Aston Martin plans to launch its current front-engined sports cars, including the Vantage and DB11, as next-generation all-electric cars from 2025. Before 2025, however, Aston Martin will focus on hybrid powertrains.
The electric cars from Aston Martin are to offer a range of more than 600 kilometres. Additionally, CEO Tobias Moers wants to follow the launch of the all-electric sports cars with a purely electric SUV from the middle of the decade. As before, the brand is aiming for a product range consisting of 50 per cent BEVs by 2030.
As reported, however, Aston Martin is devoting the next few years to the hybridisation of its models. Automotive News also provides some details on this: A few days ago, the British company presented the hybrid super sports car Valhalla as a concept. This is to be launched on the market in 2023. A plug-in hybrid version of the SUV model DBX is to follow shortly afterwards. And the production version of the Vanquish Vision study is also planned as a plug-in hybrid.
Incidentally, anyone who reads the announcement on the presentation of the Valhalla concept carefully will come across an unpublished about-turn that Aston Martin has apparently made. The hybrid super sports car was announced with a 950 hp hybrid drive based on a 750 hp V8 engine and second electric motors. And will therefore not be launched with the 3.0-litre V6 engine developed in-house, which was promised in 2020 as the “core of the hybridisation plans”. According to the company plans, this should actually be designed as a full hybrid or plug-in hybrid depending on the model and be used for the first time in the Valhalla.

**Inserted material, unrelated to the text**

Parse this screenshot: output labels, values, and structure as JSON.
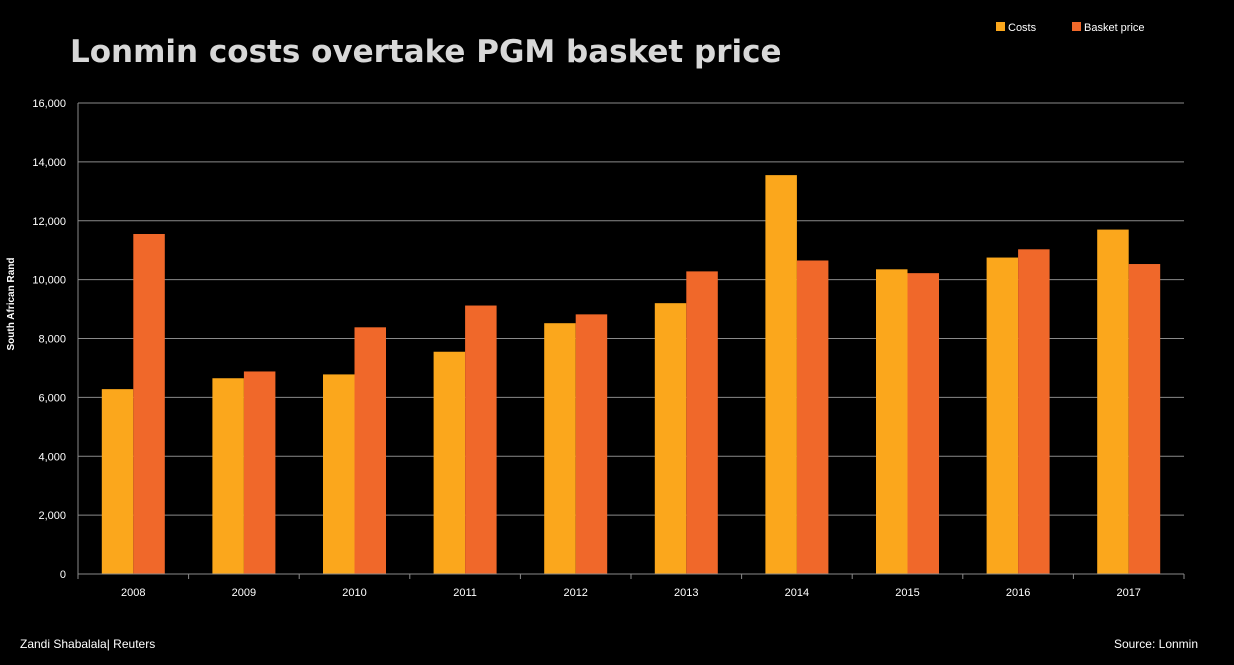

The new concept of the petrol engine as a mid-engine remains, but it is not the promised in-house development that is used, but the 4-litre V8 from AMG.
As is well known, this is not the first loop that the British luxury carmaker has made with a view to the electrification era: after the entry of the Canadian investor Lawrence Stroll, Aston Martin had already reoriented its electric vehicle plans at the beginning of 2020. The fully developed Rapide E with 800-volt technology did not come to market, and the launch of the Lagonda electric car brand was also postponed from 2022 to 2025 at the earliest.
Stroll is confident of the current roadmap and highlights the Valhalla as Aston Martin’s first mid-engined production supercar as a “truly transformational moment for this ultra-luxury brand”. The launch of Valhalla demonstrates Aston Martin’s commitment to building a range of exceptional, driver-focused mid-engined cars – “a crucial next stage in the expansion of our product range”.
The announcement of all-electric front-engined sports cars from 2025 is likely to keep the current range of combustion-based sports cars in the portfolio for longer than originally planned. Moers announced that a “halo model” will be added on top of the current trio of Vantage, DB11 and DBS. He did not reveal details of this.